NAME
visitors - a fast web server log analyzer
SYNOPSIS
visitors [options] <filename> [<filename> ...]
DESCRIPTION
Visitors generates access statistics from specified web log files.
The resulting reports contain a number of useful informations and
statistics:
· Requested pages
· Requested images
· Referers by number of visits and age
· Unique visitors in each day
· Page views per visit
· Pages accessed by the Google crawler (and the date of google’s last
access on every page)
· Pages accessed by the AdSense crawler (and the date of adsense’s last
access on every page)
· Percentage of visits originated from Google searches for every day
· User navigation patterns (web trails)
· Keyphrases used in Google searches
· Human languages used in google searches
· User agents
· Weekdays and Hours distributions of accesses
· Weekdays/Hours combined bidimensional map
· Month/Day combined bidimensional map
· Visual path analysis with Graphviz
· Operating systems, browsers and domains popularity
· Visitors screen resolution and color depth
· 404 errors
The web log files don’t need to follow a strict format, except: the
date MUST be included between [ and ] chars, the client hostname MUST
be the first entry in the log, referers and requests MUST be included
between double quote chars. Out of the box Apache log file will work
without problems.
It’s possible to use Visitors with IIS log files converting them using
the iis2apache.pl utility distributed with Visitors (The utility is the
same you can find at http://www.jammed.com/~jwa/hacks/ and is
distributed under the GPL license).
Note that logfile can be a - character to use the standard input.
Available options:
-A --all
Activate all the optional reports. This option is equivalent to
-GKUWRDOB. Note that --trails is not implicitly included in
this option because it also requires --prefix. See the
--trails option documentation for details.
-T --trails
Enable the Web Trails feature. The report will show what are
the more frequent moves between pages of your site. This option
requires the --prefix option to work.
-G --google
Activate two reports about pages accessed by the Google and
Adsense web crawlers. Pages are shown ordered accordingly to
the last time the Google web crawler requested the page. The
first page shown is the latest that was accessed.
-K --google-keyphrases
Activate a report that shows common search keyphrases used to
found your web site from Google.
-Z --google-keyphrases-age
Activate a report that shows common the lastest keyphrases used
to found your site from Google.
-H --google-human-language
Activate a report that shows common human languages used to
serach from Google. This feature uses the ’hl’ variable of the
Google referer URL.
-U --user-agents
Show information about common user agents.
-W --weekday-hour-map
Activate the generation of a combined weekdays/hours
bidimensional map that shows information about traffic in every
168 different hours of a 7 days week. Brighter colors mean
higher traffic. This is ideal to figure what’s the best moment
on a week for a maintenance downtime, what’s the target of the
site, if people are accessing it from work or from home, and so
on. The map is generated as pure html inside the report.
-M --month-day-map
Activate the generation of a combined month/day bidimensional
map that shows information about traffic in every 365 different
days of the year. Brighter colors mean higher traffic. This is
useful in order to figure with a quick look traffic trends and
days with particuarly high or low traffic. The map is generated
as pure html inside the report.
-R --referers-age
Shows referers ordered by age. The ’age’ of a referer is the
date it appeared the first time. In the report, newer referers
are on top. This report is useful to check for new external
links.
-D --domains
Activate the generation of information about Top Level Domains
popularity. This information may be useful to guess the amount
of visits from different countries. Note that Visitors will not
resolve numerical IP addresses if they are not already resolved
in the log file. All the unresolved IP addresses will be shown
in this report under the entry Unresolved IP.
-O --operating-systems
Activate the report about Operating Systems popularity, sorted
by number of accesses. All the common operating systems are
listed in the report, while unknown operating systems will be
summed in the unknown entry.
-B --browsers
Activate the report about Browsers popularity, sorted by number
of accesses. All the common browsers are listed in the report,
while unknown browsers will be summed in the unknown entry.
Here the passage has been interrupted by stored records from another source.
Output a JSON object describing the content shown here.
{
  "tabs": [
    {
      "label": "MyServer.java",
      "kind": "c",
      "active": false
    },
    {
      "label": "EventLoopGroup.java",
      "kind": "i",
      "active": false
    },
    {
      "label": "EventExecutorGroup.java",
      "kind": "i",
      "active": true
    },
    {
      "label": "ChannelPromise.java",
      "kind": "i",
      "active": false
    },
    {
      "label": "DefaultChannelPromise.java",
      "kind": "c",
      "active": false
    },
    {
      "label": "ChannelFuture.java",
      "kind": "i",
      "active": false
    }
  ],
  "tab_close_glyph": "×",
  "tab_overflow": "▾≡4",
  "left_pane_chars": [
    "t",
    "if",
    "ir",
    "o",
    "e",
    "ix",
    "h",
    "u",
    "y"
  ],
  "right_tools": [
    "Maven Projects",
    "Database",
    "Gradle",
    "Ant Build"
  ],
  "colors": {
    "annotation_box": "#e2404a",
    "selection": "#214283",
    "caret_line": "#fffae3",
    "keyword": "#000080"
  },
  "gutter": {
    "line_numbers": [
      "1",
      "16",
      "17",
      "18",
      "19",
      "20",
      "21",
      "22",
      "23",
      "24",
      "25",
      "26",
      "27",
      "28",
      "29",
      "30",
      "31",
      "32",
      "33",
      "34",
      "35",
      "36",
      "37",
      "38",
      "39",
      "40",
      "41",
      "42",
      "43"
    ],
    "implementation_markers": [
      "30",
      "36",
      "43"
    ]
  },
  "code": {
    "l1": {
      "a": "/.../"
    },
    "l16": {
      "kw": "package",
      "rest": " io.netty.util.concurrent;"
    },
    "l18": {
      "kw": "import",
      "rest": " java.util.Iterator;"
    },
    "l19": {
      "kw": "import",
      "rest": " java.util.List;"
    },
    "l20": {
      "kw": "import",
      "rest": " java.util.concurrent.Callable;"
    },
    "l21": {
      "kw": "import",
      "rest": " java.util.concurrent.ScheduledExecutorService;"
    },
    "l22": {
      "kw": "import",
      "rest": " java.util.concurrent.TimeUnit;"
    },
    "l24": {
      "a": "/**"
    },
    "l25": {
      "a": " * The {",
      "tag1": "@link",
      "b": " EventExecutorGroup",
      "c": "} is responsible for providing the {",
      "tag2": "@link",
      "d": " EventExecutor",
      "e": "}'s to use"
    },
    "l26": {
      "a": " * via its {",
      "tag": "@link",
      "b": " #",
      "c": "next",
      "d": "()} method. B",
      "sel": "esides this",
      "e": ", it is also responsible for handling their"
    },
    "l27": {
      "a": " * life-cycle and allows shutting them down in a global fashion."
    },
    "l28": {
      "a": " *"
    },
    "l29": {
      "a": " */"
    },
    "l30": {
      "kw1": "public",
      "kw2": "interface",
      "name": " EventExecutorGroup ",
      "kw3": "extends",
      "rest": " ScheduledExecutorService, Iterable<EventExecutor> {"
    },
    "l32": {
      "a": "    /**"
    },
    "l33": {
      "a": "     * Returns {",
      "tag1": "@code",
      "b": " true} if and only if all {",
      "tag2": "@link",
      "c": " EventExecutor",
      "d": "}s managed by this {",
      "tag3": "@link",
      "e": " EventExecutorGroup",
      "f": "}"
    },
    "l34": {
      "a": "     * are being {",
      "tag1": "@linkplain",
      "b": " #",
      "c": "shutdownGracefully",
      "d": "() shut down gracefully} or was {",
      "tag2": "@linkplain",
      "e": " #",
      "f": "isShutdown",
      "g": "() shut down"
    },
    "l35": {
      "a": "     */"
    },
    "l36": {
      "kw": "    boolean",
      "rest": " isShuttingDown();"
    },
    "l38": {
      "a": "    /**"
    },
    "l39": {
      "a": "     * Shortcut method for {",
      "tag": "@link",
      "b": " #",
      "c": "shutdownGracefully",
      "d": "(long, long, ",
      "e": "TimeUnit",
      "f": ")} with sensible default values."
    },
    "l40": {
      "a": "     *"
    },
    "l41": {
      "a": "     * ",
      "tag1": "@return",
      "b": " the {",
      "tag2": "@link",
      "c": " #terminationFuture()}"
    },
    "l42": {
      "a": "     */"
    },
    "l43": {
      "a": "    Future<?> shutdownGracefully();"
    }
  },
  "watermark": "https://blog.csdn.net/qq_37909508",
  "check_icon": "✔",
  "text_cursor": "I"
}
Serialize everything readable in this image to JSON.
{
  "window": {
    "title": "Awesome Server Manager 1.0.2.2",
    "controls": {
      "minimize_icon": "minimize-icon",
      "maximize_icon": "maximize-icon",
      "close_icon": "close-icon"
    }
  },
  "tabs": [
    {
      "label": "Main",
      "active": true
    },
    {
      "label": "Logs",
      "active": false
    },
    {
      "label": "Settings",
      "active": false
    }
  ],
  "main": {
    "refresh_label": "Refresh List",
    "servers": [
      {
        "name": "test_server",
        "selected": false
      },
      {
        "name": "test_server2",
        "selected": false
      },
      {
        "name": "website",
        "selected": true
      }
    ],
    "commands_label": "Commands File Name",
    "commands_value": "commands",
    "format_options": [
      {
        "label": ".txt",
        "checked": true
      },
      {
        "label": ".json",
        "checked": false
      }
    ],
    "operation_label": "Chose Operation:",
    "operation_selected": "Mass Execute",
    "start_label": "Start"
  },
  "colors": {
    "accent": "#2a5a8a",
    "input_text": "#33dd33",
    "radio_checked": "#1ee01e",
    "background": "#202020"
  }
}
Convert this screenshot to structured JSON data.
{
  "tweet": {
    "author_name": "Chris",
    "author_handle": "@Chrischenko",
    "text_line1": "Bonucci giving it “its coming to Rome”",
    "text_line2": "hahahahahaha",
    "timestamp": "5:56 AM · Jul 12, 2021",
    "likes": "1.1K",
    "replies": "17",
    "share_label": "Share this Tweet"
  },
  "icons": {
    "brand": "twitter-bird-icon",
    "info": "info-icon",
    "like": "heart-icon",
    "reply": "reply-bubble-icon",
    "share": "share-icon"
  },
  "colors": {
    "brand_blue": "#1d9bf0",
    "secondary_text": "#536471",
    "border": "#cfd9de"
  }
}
Browsers are listed by family (for example Internet Explorer,
Opera, and so on), and not by specific version.
-X --error404
Activate the generation of missing documents (404 error)
report. This report will show files requested, but missing,
ordered by number of requests. The report is useful in order to
discover if for some mistake there is some file missing in the
web site, but often you will see bizarre requests performed by
users or internet worms and security scans.
-Y --pageviews
Activate the generation of a report that shows (and
approximation) of the percentage of pages viewed per unique
visit. The goal of this report is to understand the usage
pattern of the site and the level of interest of the visitors.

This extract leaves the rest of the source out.